Teladoc announces acquisition of Teledietician. This acquisition technically happened at the end of 2018. But it wasn’t until late this year that MobiHealthNews broke the news of Teladoc’s acquisition of TelaDietitian (formerly Nutrify), a consumer and enterprise platform for video consultations with registered dietitians. This month Teladoc launched an enterprise nutrition counseling service that will employ TelaDietitian’s assets alongside other nutrition support tools built into Teladoc’s app-based platform.
InSight Telepsychiatry, Regroup Telehealth merge. Leading off a flurry of end-of-the-year acquisitions, Mt. Laurel, New Jersey-based InSight Telepsychiatry and Chicago-based Regroup Telehealth announced a merger of their businesses this month. The resulting entity is now the largest and most comprehensive telepsychiatry service provider in the US, they said, specifically in regard to the joined company’s combined revenue, national footprint, diversity of client types, and diversity and quantity of their provider base.
VirTrial set to acquire SnapMD. Virtual care company VirTrial scooped up fellow telehealth startup SnapMD for an undisclosed sum. Virtrial, a portfolio company of Kinderhook Industries LLC, focuses on providing telemedicine services to the clinical trial industry.
Meanwhile, SnapMD has been more focused on providing enterprise services to health systems. As part of the new acquisition, SnapMD will be a subsidiary of VirTrial, and its Virtual Care Management platform will be rolled into the latter’s clinical trial product.

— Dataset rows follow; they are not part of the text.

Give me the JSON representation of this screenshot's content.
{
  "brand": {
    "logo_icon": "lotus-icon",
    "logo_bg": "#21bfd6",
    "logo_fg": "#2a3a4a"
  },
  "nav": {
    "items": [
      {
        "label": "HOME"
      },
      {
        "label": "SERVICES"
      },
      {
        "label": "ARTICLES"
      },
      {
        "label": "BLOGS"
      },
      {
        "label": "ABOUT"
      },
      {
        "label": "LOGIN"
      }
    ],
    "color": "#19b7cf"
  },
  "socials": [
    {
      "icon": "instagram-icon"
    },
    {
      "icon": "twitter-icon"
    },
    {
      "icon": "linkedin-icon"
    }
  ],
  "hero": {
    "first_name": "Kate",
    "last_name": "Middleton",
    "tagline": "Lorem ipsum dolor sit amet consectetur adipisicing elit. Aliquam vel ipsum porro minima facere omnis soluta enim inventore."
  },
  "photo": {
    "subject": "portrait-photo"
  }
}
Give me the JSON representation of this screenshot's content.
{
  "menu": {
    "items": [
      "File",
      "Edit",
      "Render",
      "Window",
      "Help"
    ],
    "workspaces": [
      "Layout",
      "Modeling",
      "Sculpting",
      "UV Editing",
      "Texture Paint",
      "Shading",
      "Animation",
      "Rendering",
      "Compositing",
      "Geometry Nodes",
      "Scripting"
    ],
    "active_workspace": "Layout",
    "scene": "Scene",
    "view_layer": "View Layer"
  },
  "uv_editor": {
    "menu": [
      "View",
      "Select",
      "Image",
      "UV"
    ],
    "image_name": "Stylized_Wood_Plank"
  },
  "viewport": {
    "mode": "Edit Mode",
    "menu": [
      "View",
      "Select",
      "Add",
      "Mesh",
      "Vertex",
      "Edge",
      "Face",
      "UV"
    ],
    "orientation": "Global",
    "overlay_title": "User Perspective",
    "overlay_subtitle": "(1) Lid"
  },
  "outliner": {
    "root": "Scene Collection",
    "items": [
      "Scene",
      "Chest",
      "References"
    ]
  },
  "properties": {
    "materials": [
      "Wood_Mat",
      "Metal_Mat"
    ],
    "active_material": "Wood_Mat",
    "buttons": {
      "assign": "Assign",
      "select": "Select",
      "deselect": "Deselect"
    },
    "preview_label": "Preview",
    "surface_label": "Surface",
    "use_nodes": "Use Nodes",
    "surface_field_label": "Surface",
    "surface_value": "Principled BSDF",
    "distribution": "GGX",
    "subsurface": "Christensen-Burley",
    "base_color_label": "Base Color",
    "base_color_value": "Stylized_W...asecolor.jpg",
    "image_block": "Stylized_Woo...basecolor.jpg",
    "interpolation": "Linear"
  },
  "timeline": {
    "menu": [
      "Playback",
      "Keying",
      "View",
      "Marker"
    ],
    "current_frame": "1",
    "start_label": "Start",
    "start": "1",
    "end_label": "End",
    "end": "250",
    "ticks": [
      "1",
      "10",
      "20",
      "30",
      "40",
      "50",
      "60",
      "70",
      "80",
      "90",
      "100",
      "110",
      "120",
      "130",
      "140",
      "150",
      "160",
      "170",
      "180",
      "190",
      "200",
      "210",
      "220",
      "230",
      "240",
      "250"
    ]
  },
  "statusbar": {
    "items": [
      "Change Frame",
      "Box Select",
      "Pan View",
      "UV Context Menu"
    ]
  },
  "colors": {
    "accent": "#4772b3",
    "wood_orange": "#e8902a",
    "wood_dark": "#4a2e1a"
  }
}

Medtronic acquires Klue. Dublin-based medical technology company Medtronic has acquired digital health startup Klue, a two-year-old startup which uses gesture sensing and other behavioral health metrics to determine when someone is eating. Nothing was disclosed about the terms of the deal, except that Medtronic considers it to be immaterial to 2020 earnings per share. Medtronic will use Klue’s technology to bolster its personal closed loop diabetes management system.
Gympass acquires Flaner. Last week’s news comes with word that Gympass will be opening up a new “Tech Hub” in Lisbon, Portugal for former Flaner staff and new hires. This new location will work with another Tech Hub opened recently in New York to augment the fitness platform’s user experience through AI and machine learning.